Depois disso, o que se viu foi uma sequência cruel. Em 2003 e 2004, o Flamengo eliminou o Vitória com uma frieza quase cirúrgica. Como um algoz que não precisa gritar — apenas executar. O placar agregado da história diz tudo: 13 a 9 para os cariocas.
📊 Retrospecto do Confronto
Jogos: 6
Vitórias do Vitória: 1
Vitórias do Flamengo: 5
Aproveitamento do Vitória: 16,7%
Aproveitamento do Flamengo: 83,3%
Placar agregado: 13 x 9 Flamengo
E, no entanto, há algo que os números não explicam. O Vitória é, ao lado do Atlético-MG, o clube com mais participações na Copa do Brasil: 37 ao todo. Um veterano de guerra. Um sobrevivente. Mas, paradoxalmente, um gigante que nos últimos anos tem tropeçado nas próprias sombras.

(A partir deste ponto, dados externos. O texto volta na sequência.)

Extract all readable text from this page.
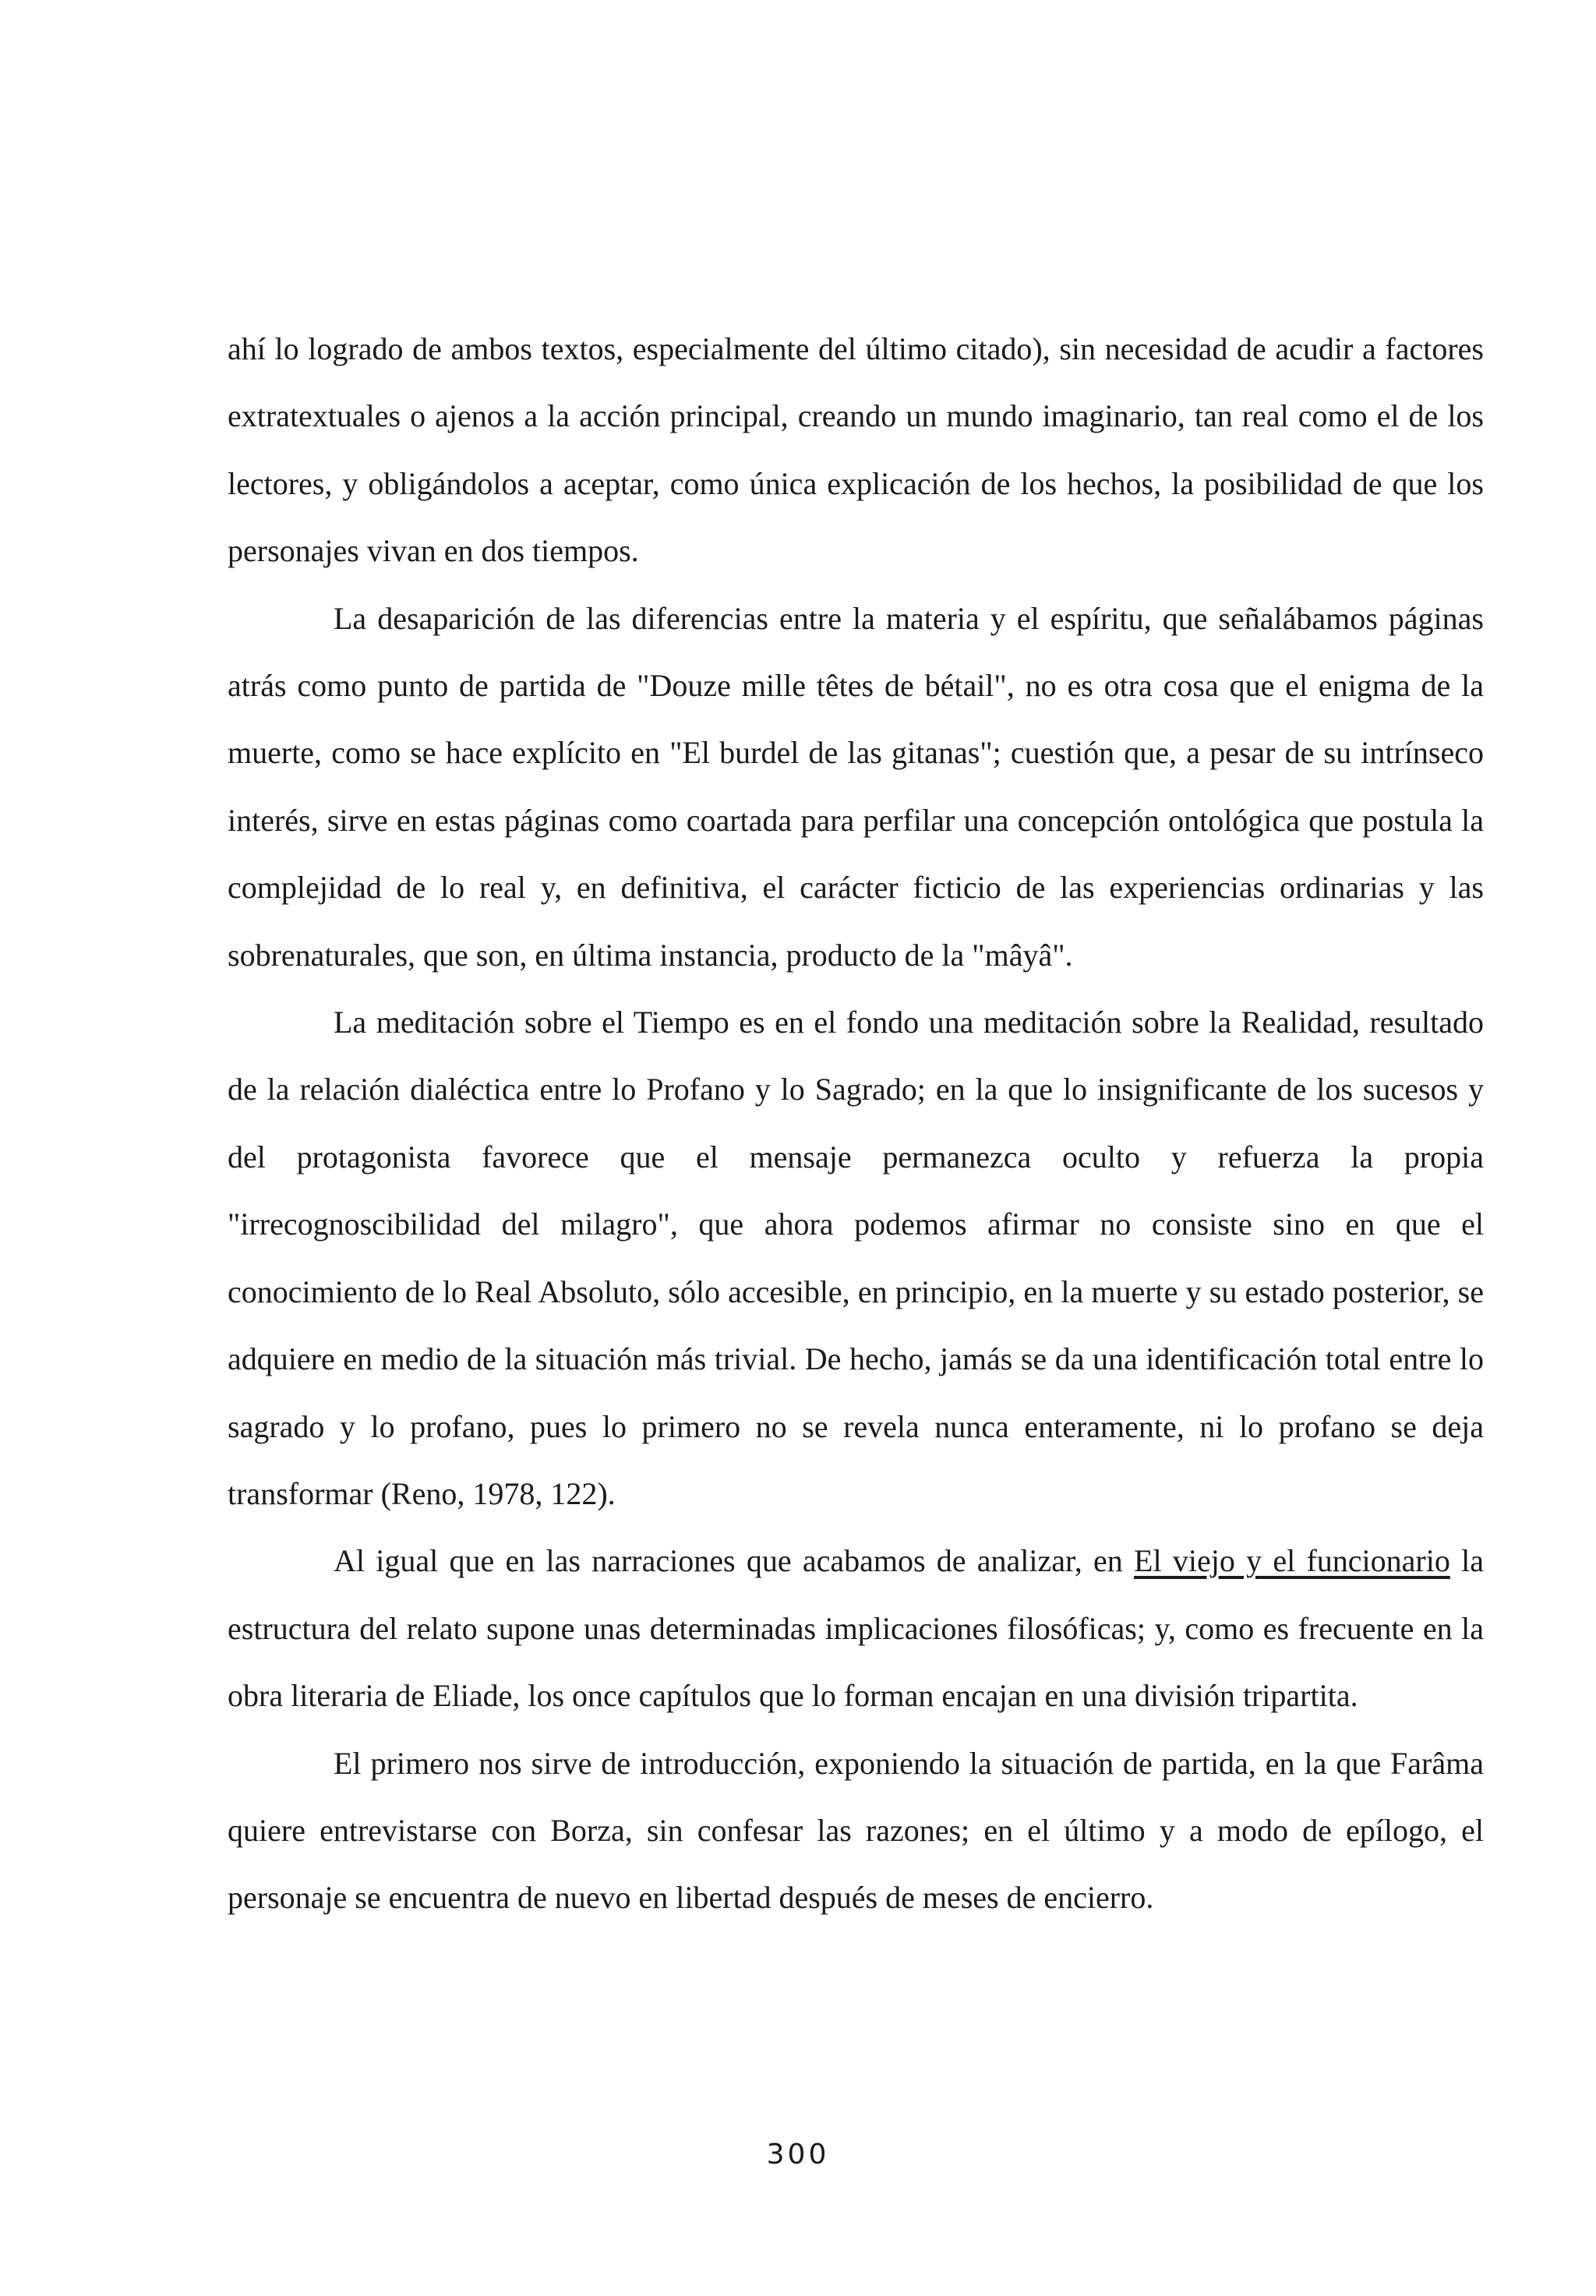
ahí lo logrado de ambos textos, especialmente del último citado), sin necesidad de acudir a factores extratextuales o ajenos a la acción principal, creando un mundo imaginario, tan real como el de los lectores, y obligándolos a aceptar, como única explicación de los hechos, la posibilidad de que los personajes vivan en dos tiempos.

La desaparición de las diferencias entre la materia y el espíritu, que señalábamos páginas atrás como punto de partida de "Douze mille têtes de bétail", no es otra cosa que el enigma de la muerte, como se hace explícito en "El burdel de las gitanas"; cuestión que, a pesar de su intrínseco interés, sirve en estas páginas como coartada para perfilar una concepción ontológica que postula la complejidad de lo real y, en definitiva, el carácter ficticio de las experiencias ordinarias y las sobrenaturales, que son, en última instancia, producto de la "mâyâ".

La meditación sobre el Tiempo es en el fondo una meditación sobre la Realidad, resultado de la relación dialéctica entre lo Profano y lo Sagrado; en la que lo insignificante de los sucesos y del protagonista favorece que el mensaje permanezca oculto y refuerza la propia "irrecognoscibilidad del milagro", que ahora podemos afirmar no consiste sino en que el conocimiento de lo Real Absoluto, sólo accesible, en principio, en la muerte y su estado posterior, se adquiere en medio de la situación más trivial. De hecho, jamás se da una identificación total entre lo sagrado y lo profano, pues lo primero no se revela nunca enteramente, ni lo profano se deja transformar (Reno, 1978, 122).

Al igual que en las narraciones que acabamos de analizar, en El viejo y el funcionario la estructura del relato supone unas determinadas implicaciones filosóficas; y, como es frecuente en la obra literaria de Eliade, los once capítulos que lo forman encajan en una división tripartita.

El primero nos sirve de introducción, exponiendo la situación de partida, en la que Farâma quiere entrevistarse con Borza, sin confesar las razones; en el último y a modo de epílogo, el personaje se encuentra de nuevo en libertad después de meses de encierro.

300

Desde 2021, o clube tem acumulado mais quedas do que ascensões. Em cinco edições recentes, são apenas cinco vitórias em quinze jogos. Um aproveitamento que não assusta ninguém — exceto o próprio torcedor, que vive entre a esperança e o pressentimento.

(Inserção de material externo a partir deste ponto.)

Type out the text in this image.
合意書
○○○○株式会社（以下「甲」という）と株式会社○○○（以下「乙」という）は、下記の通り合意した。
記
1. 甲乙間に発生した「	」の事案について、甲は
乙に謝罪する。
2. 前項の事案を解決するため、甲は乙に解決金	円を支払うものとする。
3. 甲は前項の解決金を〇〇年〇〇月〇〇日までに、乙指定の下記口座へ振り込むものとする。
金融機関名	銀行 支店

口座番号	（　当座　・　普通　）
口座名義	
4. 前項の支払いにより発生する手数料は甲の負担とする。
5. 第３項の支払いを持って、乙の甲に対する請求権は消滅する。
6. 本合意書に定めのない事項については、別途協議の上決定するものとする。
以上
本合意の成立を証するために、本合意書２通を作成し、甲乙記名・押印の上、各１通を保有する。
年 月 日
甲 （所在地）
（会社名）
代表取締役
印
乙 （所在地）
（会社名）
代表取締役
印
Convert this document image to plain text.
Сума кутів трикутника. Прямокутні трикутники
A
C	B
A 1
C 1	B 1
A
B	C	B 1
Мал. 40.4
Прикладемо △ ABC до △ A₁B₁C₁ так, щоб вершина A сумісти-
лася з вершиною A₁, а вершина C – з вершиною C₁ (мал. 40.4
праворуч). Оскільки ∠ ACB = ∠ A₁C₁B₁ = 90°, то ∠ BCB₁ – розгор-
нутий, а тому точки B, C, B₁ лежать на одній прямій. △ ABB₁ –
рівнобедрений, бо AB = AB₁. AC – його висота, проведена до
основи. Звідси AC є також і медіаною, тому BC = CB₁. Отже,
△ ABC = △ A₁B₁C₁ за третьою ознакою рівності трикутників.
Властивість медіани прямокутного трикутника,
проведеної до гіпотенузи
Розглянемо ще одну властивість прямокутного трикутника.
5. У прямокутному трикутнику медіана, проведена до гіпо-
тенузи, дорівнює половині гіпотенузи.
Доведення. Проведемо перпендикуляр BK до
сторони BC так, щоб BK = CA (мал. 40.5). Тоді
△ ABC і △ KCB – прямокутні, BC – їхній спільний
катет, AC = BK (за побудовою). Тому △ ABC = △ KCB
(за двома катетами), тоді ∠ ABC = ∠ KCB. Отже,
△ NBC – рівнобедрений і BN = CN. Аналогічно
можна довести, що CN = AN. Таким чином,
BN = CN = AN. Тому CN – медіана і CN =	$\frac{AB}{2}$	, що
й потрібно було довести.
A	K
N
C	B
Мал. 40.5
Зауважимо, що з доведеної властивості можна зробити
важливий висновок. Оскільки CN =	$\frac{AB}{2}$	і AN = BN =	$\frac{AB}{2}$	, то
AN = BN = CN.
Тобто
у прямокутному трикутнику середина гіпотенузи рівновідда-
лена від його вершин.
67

Mas o futebol — esse canalha — adora contrariar as estatísticas. E o Barradão, ah, o Barradão... é um território onde a lógica costuma ser vaiada. Onde o improvável se levanta, ajeita a camisa e decide jogar.
O confronto contra o Flamengo não é apenas mais um jogo. É um ajuste de contas com o tempo. É a chance de transformar memória em revanche — ou confirmar que, no futebol, como na vida, algumas histórias insistem em se repetir como tragédia.